Amidst the ashes and lost careers, new and positive initiatives have been ushered in green technologies, social responsibility, corporate accountability, and dare I say, some overdue regulatory oversight. Excess has now been replaced by necessity and old processing methods by automation. Everywhere you turn, change is being discussed and the old line manager and advisor has faded from view by their own hand or by those of others. Just as some old forests need fire to unleash the seeds of a new generation; it appears that the financial and mortgage world will be bathed in an inferno if it is to unleash its potential.
So as the vulture and “scratch and dent” investors arrive on the scene of decaying corporate hierarchies and spent business models, take cautionary solace that your markets may have finally reached the physiological necessity of capitulation. Then again, capitulation does not represent the end of the $450 billion of announced write downs or the fire sale pricing of CDO and MBS warehoused debt facing mark-to-market valuation it signifies, just maybe, the beginning of the end.
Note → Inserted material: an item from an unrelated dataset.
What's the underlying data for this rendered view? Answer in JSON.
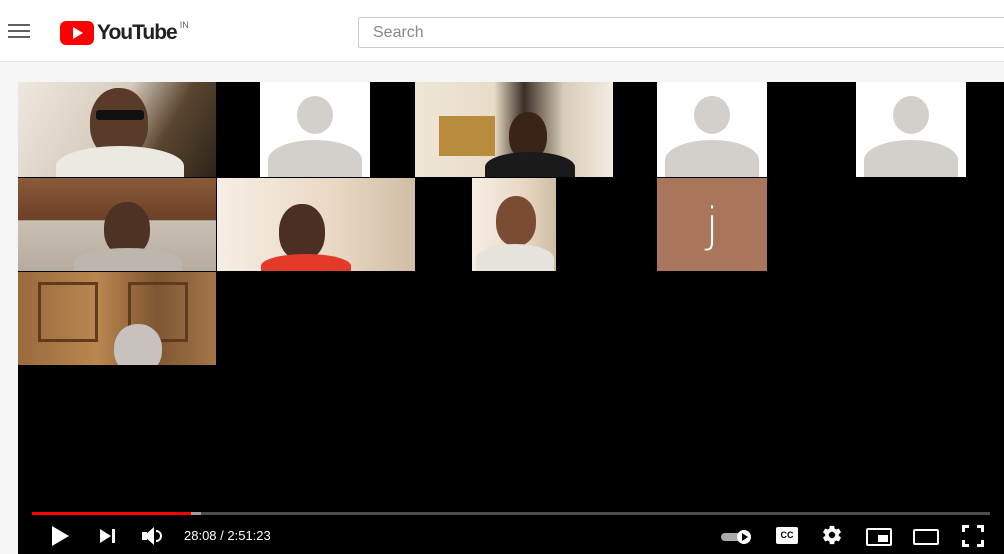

For you my American friend, there is no option but success. No greater option than rebirth by leveraging and redeploying, via reeducation and revitalization, your skilled finance and mortgage workforces. May you find the relevant innovations to once again make you strong and a beacon for free-market growth devoid of draconian oversight. May you think and act innovatively different bringing ethical leadership to industries and homeowners lost among the flames for your sake and the rest of the world.
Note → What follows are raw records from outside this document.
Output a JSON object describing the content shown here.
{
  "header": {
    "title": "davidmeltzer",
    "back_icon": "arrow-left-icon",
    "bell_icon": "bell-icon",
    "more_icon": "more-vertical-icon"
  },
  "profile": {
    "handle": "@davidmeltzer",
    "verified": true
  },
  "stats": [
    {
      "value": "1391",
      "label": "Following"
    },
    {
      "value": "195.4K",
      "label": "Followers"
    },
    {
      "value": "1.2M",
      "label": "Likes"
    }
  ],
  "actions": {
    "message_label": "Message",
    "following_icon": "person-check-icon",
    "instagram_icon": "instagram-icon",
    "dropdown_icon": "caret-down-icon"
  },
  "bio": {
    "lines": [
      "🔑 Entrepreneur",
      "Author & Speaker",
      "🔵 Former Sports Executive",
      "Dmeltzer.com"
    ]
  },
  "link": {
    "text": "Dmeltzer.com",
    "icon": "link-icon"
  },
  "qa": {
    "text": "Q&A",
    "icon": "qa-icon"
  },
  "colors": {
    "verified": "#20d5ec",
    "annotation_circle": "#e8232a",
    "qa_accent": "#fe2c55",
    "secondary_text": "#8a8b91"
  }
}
You and your workers have my greatest respect but can you maintain your intensity and passion in the face of a withering crisis? Can you overcome the misguided actions of a few, who failed to comprehend the end-to-end supply chain risks that were spread by many, and not just a single individual, functional group or corporation?
In closing, some say your strength has left you. Others advocate your failures are a result of corporate greed and risky behaviors. As I said, some say you are dying more and more say you are dead. Yet I wonder if their rash generalizations hold merit as many forget their history in favor of the latest headlines and news stories. It has been stated by many before us that America and its industries are dying. Somehow, I think they will be proven to be in error once again.
Regardless of what has been said and the tens of billions rushing in to “get-rich-quick” off the charred remnants, you will survive you must survive. As always my American friend, you know I will continue to work with you for many years to come.